Getting started with Galaxy

Introduction

Galaxy (~20 min)

Below you can see a preview of a presentation from the Galaxy Training Network (GTN). You can navigate through the presentation using the arrow keys: Next slide: →; Previous slide: ←.

Japanese version

View slides in full screen

Reference This presentation is from the Galaxy Training Network (GTN): Introduction to Galaxy Lizenz: CC BY 4.0.

First steps in Galaxy

To get started with the Galaxy platform, complete the following tutorial. It takes about 40 minutes and will familiarize you with the interface and the most important Galaxy terms. You will also upload your first data.

First steps with Galaxy

Go through and finish the tutiral “A short introduction to Galaxy”!
The tutorial is available in several languages:

Galaxy Introduction Tutorial (GTN)

Galaxy Introduction Tutorial (GTN, automatic translation)

Reference This tutorial is from the Galaxy Training Network (GTN): Introduction to Galaxy Lizenz: CC BY 4.0.

Starting with training data

Once the tutorial is complete, we can begin with our own data. I hope you enjoy it.

Let’s get started!

Create a new history

Now that the tutorial is complete, we can plan the work with our own data. To do this, we create a new, empty history. Then we rename the history to Data NCBI

Rename the new history

After creating the new history, we rename it.
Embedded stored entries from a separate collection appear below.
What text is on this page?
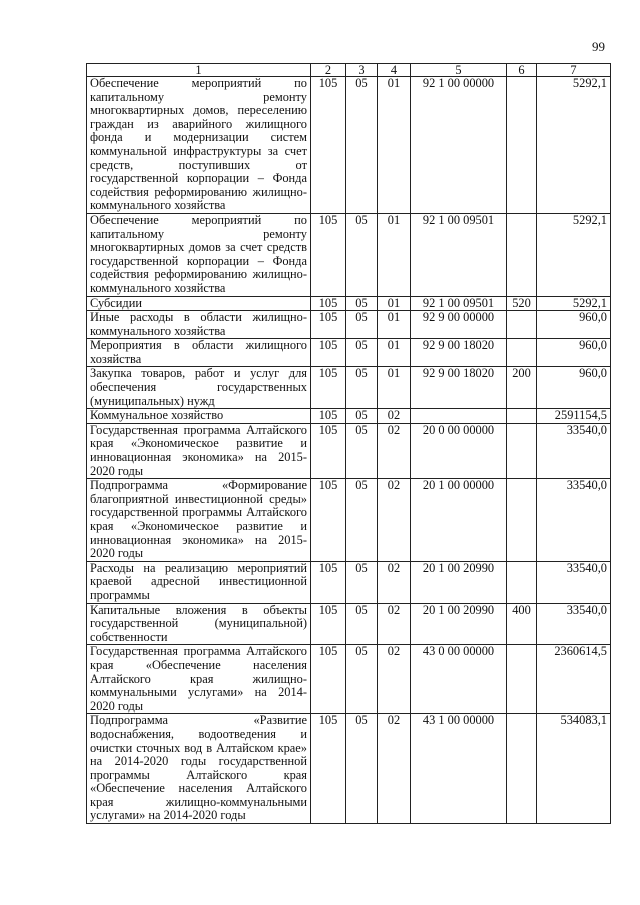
99
1	2	3	4	5	6	7
Обеспечение мероприятий по капитальному ремонту многоквартирных домов, переселению граждан из аварийного жилищного фонда и модернизации систем коммунальной инфраструктуры за счет средств, поступивших от государственной корпорации – Фонда содействия реформированию жилищно-коммунального хозяйства	105	05	01	92 1 00 00000		5292,1
Обеспечение мероприятий по капитальному ремонту многоквартирных домов за счет средств государственной корпорации – Фонда содействия реформированию жилищно-коммунального хозяйства	105	05	01	92 1 00 09501		5292,1
Субсидии	105	05	01	92 1 00 09501	520	5292,1
Иные расходы в области жилищно-коммунального хозяйства	105	05	01	92 9 00 00000		960,0
Мероприятия в области жилищного хозяйства	105	05	01	92 9 00 18020		960,0
Закупка товаров, работ и услуг для обеспечения государственных (муниципальных) нужд	105	05	01	92 9 00 18020	200	960,0
Коммунальное хозяйство	105	05	02			2591154,5
Государственная программа Алтайского края «Экономическое развитие и инновационная экономика» на 2015-2020 годы	105	05	02	20 0 00 00000		33540,0
Подпрограмма «Формирование благоприятной инвестиционной среды» государственной программы Алтайского края «Экономическое развитие и инновационная экономика» на 2015-2020 годы	105	05	02	20 1 00 00000		33540,0
Расходы на реализацию мероприятий краевой адресной инвестиционной программы	105	05	02	20 1 00 20990		33540,0
Капитальные вложения в объекты государственной (муниципальной) собственности	105	05	02	20 1 00 20990	400	33540,0
Государственная программа Алтайского края «Обеспечение населения Алтайского края жилищно-коммунальными услугами» на 2014-2020 годы	105	05	02	43 0 00 00000		2360614,5
Подпрограмма «Развитие водоснабжения, водоотведения и очистки сточных вод в Алтайском крае» на 2014-2020 годы государственной программы Алтайского края «Обеспечение населения Алтайского края жилищно-коммунальными услугами» на 2014-2020 годы	105	05	02	43 1 00 00000		534083,1
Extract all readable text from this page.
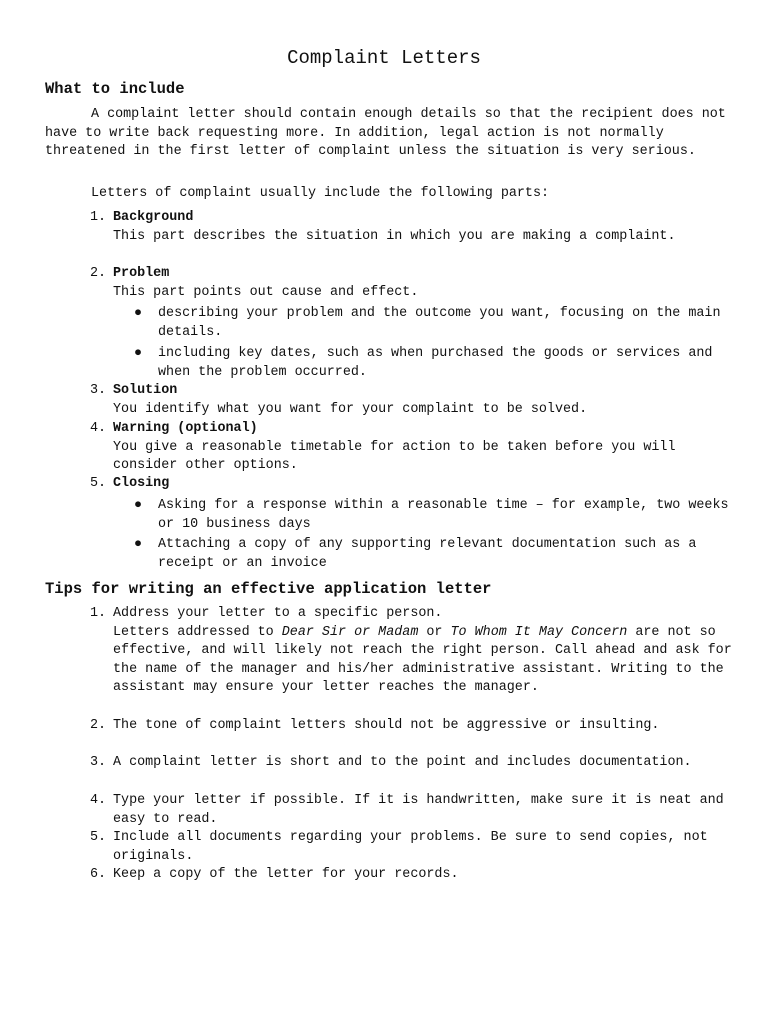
Complaint Letters
What to include

A complaint letter should contain enough details so that the recipient does not have to write back requesting more. In addition, legal action is not normally threatened in the first letter of complaint unless the situation is very serious.

Letters of complaint usually include the following parts:

1. Background
This part describes the situation in which you are making a complaint.
2. Problem
This part points out cause and effect.
● describing your problem and the outcome you want, focusing on the main details.
● including key dates, such as when purchased the goods or services and when the problem occurred.
3. Solution
You identify what you want for your complaint to be solved.
4. Warning (optional)
You give a reasonable timetable for action to be taken before you will consider other options.
5. Closing
● Asking for a response within a reasonable time – for example, two weeks or 10 business days
● Attaching a copy of any supporting relevant documentation such as a receipt or an invoice
Tips for writing an effective application letter
1. Address your letter to a specific person.
Letters addressed to Dear Sir or Madam or To Whom It May Concern are not so effective, and will likely not reach the right person. Call ahead and ask for the name of the manager and his/her administrative assistant. Writing to the assistant may ensure your letter reaches the manager.
2. The tone of complaint letters should not be aggressive or insulting.
3. A complaint letter is short and to the point and includes documentation.
4. Type your letter if possible. If it is handwritten, make sure it is neat and easy to read.
5. Include all documents regarding your problems. Be sure to send copies, not originals.
6. Keep a copy of the letter for your records.
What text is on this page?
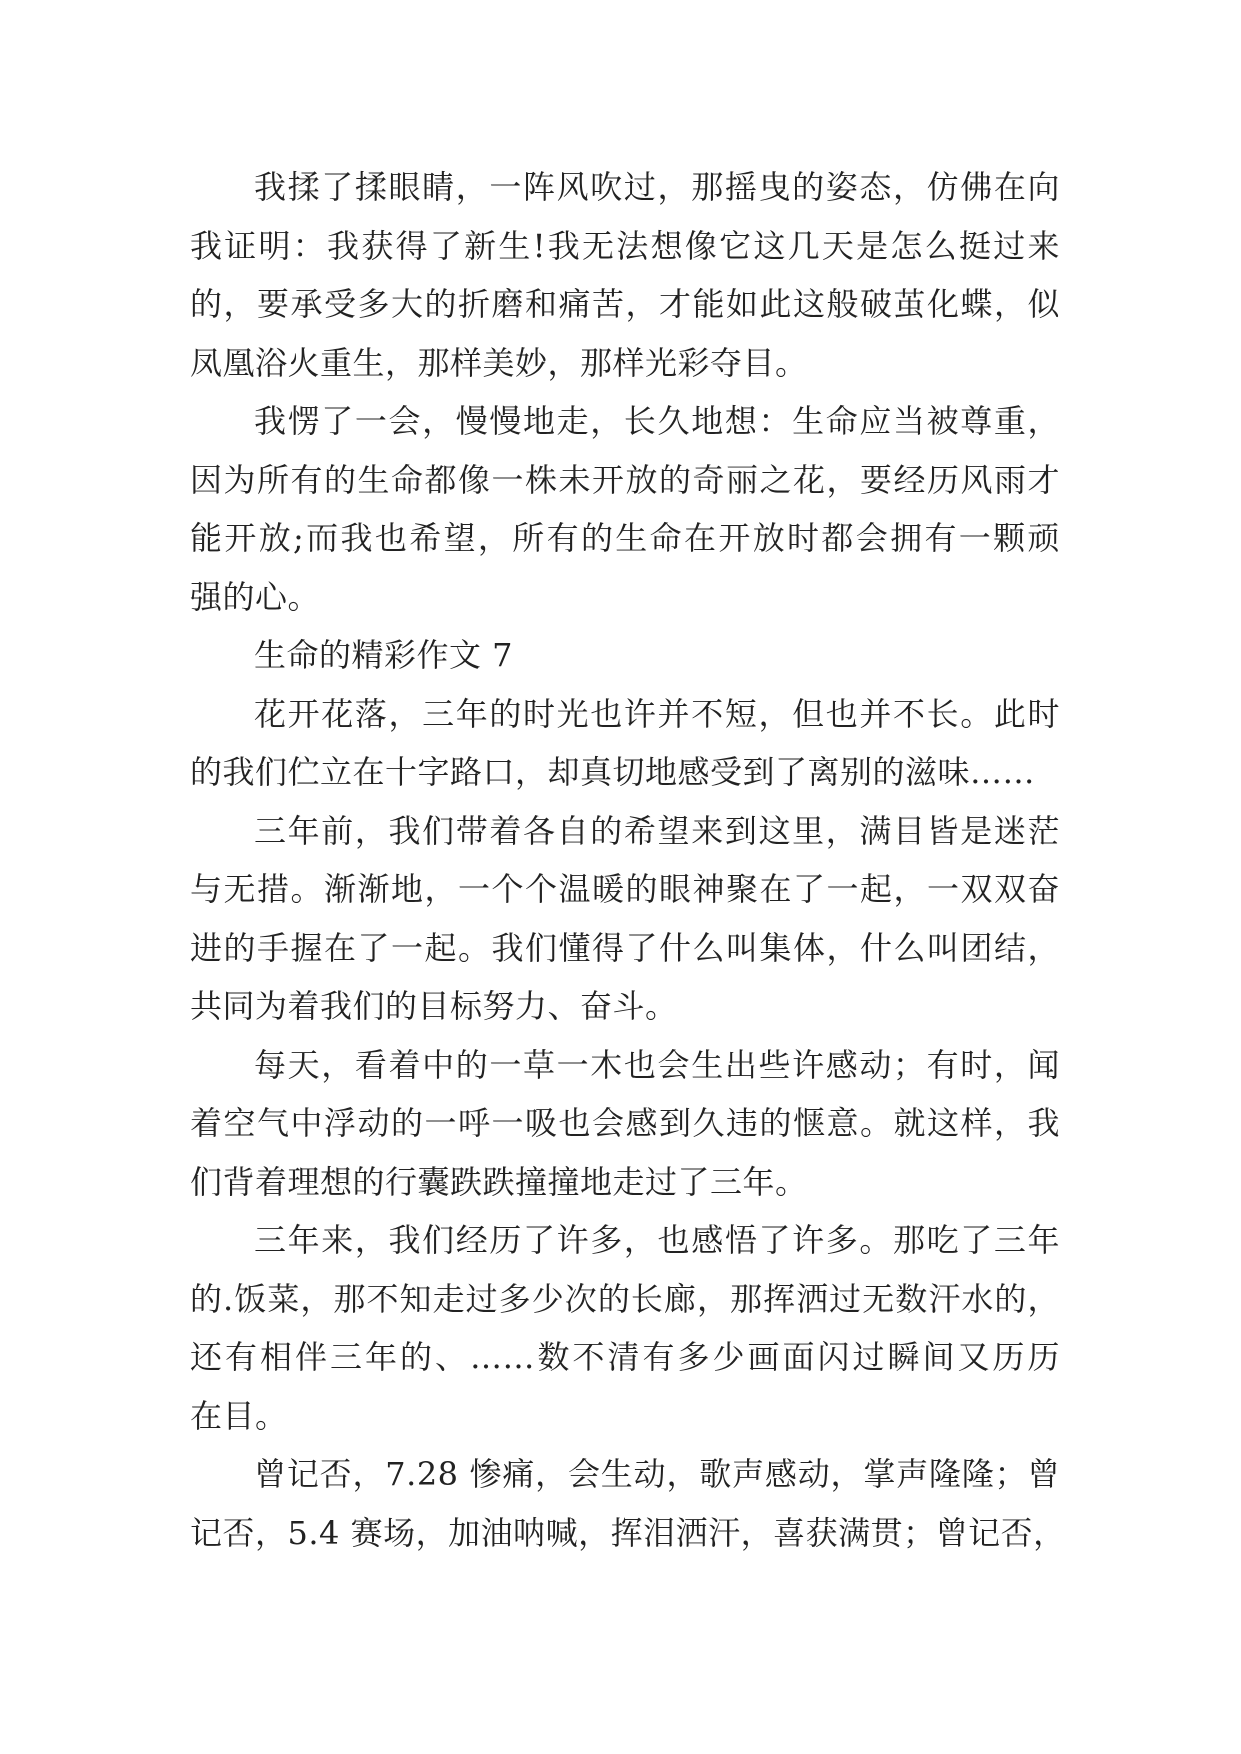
我揉了揉眼睛，一阵风吹过，那摇曳的姿态，仿佛在向
我证明：我获得了新生!我无法想像它这几天是怎么挺过来
的，要承受多大的折磨和痛苦，才能如此这般破茧化蝶，似
凤凰浴火重生，那样美妙，那样光彩夺目。
我愣了一会，慢慢地走，长久地想：生命应当被尊重，
因为所有的生命都像一株未开放的奇丽之花，要经历风雨才
能开放;而我也希望，所有的生命在开放时都会拥有一颗顽
强的心。
生命的精彩作文 7
花开花落，三年的时光也许并不短，但也并不长。此时
的我们伫立在十字路口，却真切地感受到了离别的滋味……
三年前，我们带着各自的希望来到这里，满目皆是迷茫
与无措。渐渐地，一个个温暖的眼神聚在了一起，一双双奋
进的手握在了一起。我们懂得了什么叫集体，什么叫团结，
共同为着我们的目标努力、奋斗。
每天，看着中的一草一木也会生出些许感动；有时，闻
着空气中浮动的一呼一吸也会感到久违的惬意。就这样，我
们背着理想的行囊跌跌撞撞地走过了三年。
三年来，我们经历了许多，也感悟了许多。那吃了三年
的.饭菜，那不知走过多少次的长廊，那挥洒过无数汗水的，
还有相伴三年的、……数不清有多少画面闪过瞬间又历历
在目。
曾记否，7.28 惨痛，会生动，歌声感动，掌声隆隆；曾
记否，5.4 赛场，加油呐喊，挥泪洒汗，喜获满贯；曾记否，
With the new name, it can be clearly identified and cannot be confused with previous analyses.

Download sequencing data

The sequence data that provided here is taken from one of my publications and is intended to serve as an example. The sequence data has been published on NCBI SRA and is freely available. The sequenced sample is a large dsDNA virus and the data is small in size. The small size makes it perfect, easy and quick to handle.

Reference

Isolate	BioSample	NCBI SRA (Illumina)	NCBI SRA (Nanopore)
BmNPV-My	SAMN18849911	SRR14313723	SRR26992684

Wennmann, J.T., Lim, F.S., Senger, S., Gani, M., Jehle, J.A., Keilwagen, J (2024). Haplotype determination of the Bombyx mori nucleopolyhedrovirus by Nanopore sequencing and linkage of single nucleotide variants. Journal of General Virology. 105 (5), 001983. [https://doi.org/10.1099/jgv.0.001983]

Please download the sequence data directly and save it temporarily on your computer. We will then upload it directly to your newly created Galaxy history “Data NCBI.”

Downloading sequencing data

Follow this link to download the Illumina data and save it on your computer. You should download the forward and reverse reads in two separate files:
💾 [Illumina forward reads]
💾 [Illumina reverse reads]
Follow the link to download the Nanopore reads:
💾 [Nanopore reads]

You should now have three files saved on your computer.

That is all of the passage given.